The Ontario government has made the not unexpected move to keep schools across the province closed for another month. Along with this decision, the Ministry of Education has also announced new plans for how Ontario’s students can continue their learning while at home, but there might still be issues in terms of the available resources.
Premier Doug Ford, Minister of Education Stephen Lecce, and others announced the extended closure and education plans at the regularly scheduled press conference at Queen’s Park on Tuesday.
First and foremost, they announced that Ontario’s public and Catholic schools will be closed until May 4. Private schools, licensed child care centres and EarlyON programs will also remain closed until April 13, since the Declaration of Emergency only allows those closures to be reviewed every two weeks.
“The decision to extend school closures was not made lightly. We know from the medical experts that the next two weeks will be critical in the fight against COVID-19 and that’s why we’re taking further action to keep our kids safe and healthy by having them stay home,” said Ford in a statement.
In addition to the current resources on the Province’s Learn at Home website, the Ministry of Education will also be helping teachers use digital tools to connect with students, train teachers on how deliver virtual learning, and reconnect students with their teachers and mental health workers.
In terms of interaction with teachers, students have been organized into four groups with four different standards for how much time students will work with their teachers and what things they should be focusing on in their time together:
- Kindergarten-Grade 3: five hours of work per student/week (focus on literacy and math)
- Grades 4-6: five hours of work per student/week (focus on literacy, math, science and social studies)
- Grades 7-8: 10 hours of work per student/week (focus on math, literacy, science and social studies)
- Grades 9-12: three hours of work per course per week for semestered students; 1.5 hours of work per course per week for non-semestered students (focus on achieving credits/completion/graduation)
“We will do whatever it takes to keep students safe from COVID-19 – which is why we have extended the school closure period and why we have unveiled a teacher-led program that keeps students learning while at home,” added Lecce. “By providing clarity for parents, enhancing support for students and enabling the teacher-student relationship, we are ensuring our children continue to safely learn – providing some sense of stability and hope for them amid this difficulty.”
Both the Upper Grand and Wellington Catholic District School Board have sent notice to parents about how they will implementing the Ministry’s changes. The UGDSB has been reaching out to parents to learn how best they can implement their Distance Learning Plan, and the Wellington Catholic DSB are also trying to establish the needs of students of their families to deliver course work.
Ontario’s teachers’ unions are supportive, but they want to remind the Ministry that adjusting in these means recognizing that not all students have the same access to resources, and that one size does not fit all when it comes to teaching in these unprecedented times.
“We have reminded the Ministry that many students have unique and specialized needs and that some have challenging circumstances affecting their ability to engage in learning outside the classroom,” said Sam Hammond, President of the Elementary Teachers’ Federation of Ontario in a statement. “It is extremely important that during this temporary situation, we strive to provide equitable and inclusive opportunities for students to advance their learning.”

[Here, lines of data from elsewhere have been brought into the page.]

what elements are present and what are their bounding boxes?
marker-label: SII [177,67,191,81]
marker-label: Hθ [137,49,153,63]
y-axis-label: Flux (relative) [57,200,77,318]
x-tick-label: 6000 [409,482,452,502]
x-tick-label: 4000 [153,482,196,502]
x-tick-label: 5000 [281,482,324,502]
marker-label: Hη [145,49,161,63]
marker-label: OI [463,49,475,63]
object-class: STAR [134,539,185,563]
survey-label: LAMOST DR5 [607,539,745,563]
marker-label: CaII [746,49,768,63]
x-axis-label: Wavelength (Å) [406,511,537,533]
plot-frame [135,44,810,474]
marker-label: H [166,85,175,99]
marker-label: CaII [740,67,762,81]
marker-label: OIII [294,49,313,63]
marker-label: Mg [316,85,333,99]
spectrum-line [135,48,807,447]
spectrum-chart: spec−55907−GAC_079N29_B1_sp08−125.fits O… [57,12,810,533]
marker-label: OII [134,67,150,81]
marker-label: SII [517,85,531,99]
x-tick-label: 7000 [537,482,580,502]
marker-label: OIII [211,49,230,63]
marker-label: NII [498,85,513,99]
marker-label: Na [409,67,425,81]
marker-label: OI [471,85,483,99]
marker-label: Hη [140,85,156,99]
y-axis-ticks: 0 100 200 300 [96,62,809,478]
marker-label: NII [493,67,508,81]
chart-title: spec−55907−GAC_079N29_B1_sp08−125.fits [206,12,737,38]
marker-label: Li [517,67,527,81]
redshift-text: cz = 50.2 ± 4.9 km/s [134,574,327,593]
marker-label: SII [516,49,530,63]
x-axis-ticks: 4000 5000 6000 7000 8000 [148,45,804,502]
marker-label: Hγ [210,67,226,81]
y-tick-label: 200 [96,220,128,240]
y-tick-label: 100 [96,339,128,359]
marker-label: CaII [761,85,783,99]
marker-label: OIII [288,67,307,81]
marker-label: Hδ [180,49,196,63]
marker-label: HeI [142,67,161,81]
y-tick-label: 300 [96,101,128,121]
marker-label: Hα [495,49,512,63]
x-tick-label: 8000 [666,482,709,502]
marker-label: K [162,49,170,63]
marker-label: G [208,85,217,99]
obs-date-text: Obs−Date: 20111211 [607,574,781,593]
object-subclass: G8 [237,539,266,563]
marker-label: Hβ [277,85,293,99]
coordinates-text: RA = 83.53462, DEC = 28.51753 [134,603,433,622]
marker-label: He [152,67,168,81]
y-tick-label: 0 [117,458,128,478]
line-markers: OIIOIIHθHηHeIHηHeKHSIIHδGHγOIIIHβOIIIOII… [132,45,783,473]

“I have spoken directly with the Minister of Education, and have reiterated our desire to work collaboratively to ensure that students are able to continue their education under these extraordinary circumstances,” added Ontario Secondary School Teachers’ Federation president Harvey Bischof in a statement on Thursday. “We have both committed to ongoing communication in the effort to best support students. Our goal is to put forth a plan that is equitable, accessible, and ensures our students can learn effectively in this unprecedented situation.”
The government-owned TV Ontario will also be increasing the number of educational programs they broadcast during the day, while the Learn at Home site is being augmented with new courses and material including STEM courses from third parties and resources for parents.
There was also news for post-secondary students on Tuesday with the announcement that OSAP loan repayments will be put on a six-month, interest-free moratorium until September 30. In terms of their education, the government has also finalized the details of eCampusOntario, which offers English and French language support for students to get the resources they need to finish the semester.
The Province is also making $25 million available in funding for colleges and universities to address pressing needs to battle COVID-19 on campus in terms of cleaning materials and medical supplies.
“Students and their families make great sacrifices to attend postsecondary education and it is incumbent on us to do everything we can to ensure this academic year is not put in jeopardy,” said Ross Romano, Minister of Colleges and Universities in a statement. “I want to thank our postsecondary institutions for their leadership in adopting alternative ways for students to study and take exams, while ensuring they practice physical distancing and stay safe.”
The University of Guelph announced last week that they’ve cancelled convocation week, and Alumni weekend for June. The ceremony may be rescheduled, and the U of G said that they’re looking for other ways to celebrate the achievements of graduates.
“Both convocation and Alumni Weekend are very important for our University. Celebrating our students’ accomplishments is a source of great joy for everyone on campus, and both events provide opportunities for us to look back with pride and to look forward with hope. However, the safety of our community must be our top priority,” said U of G President Franco Vaccarino in a statement.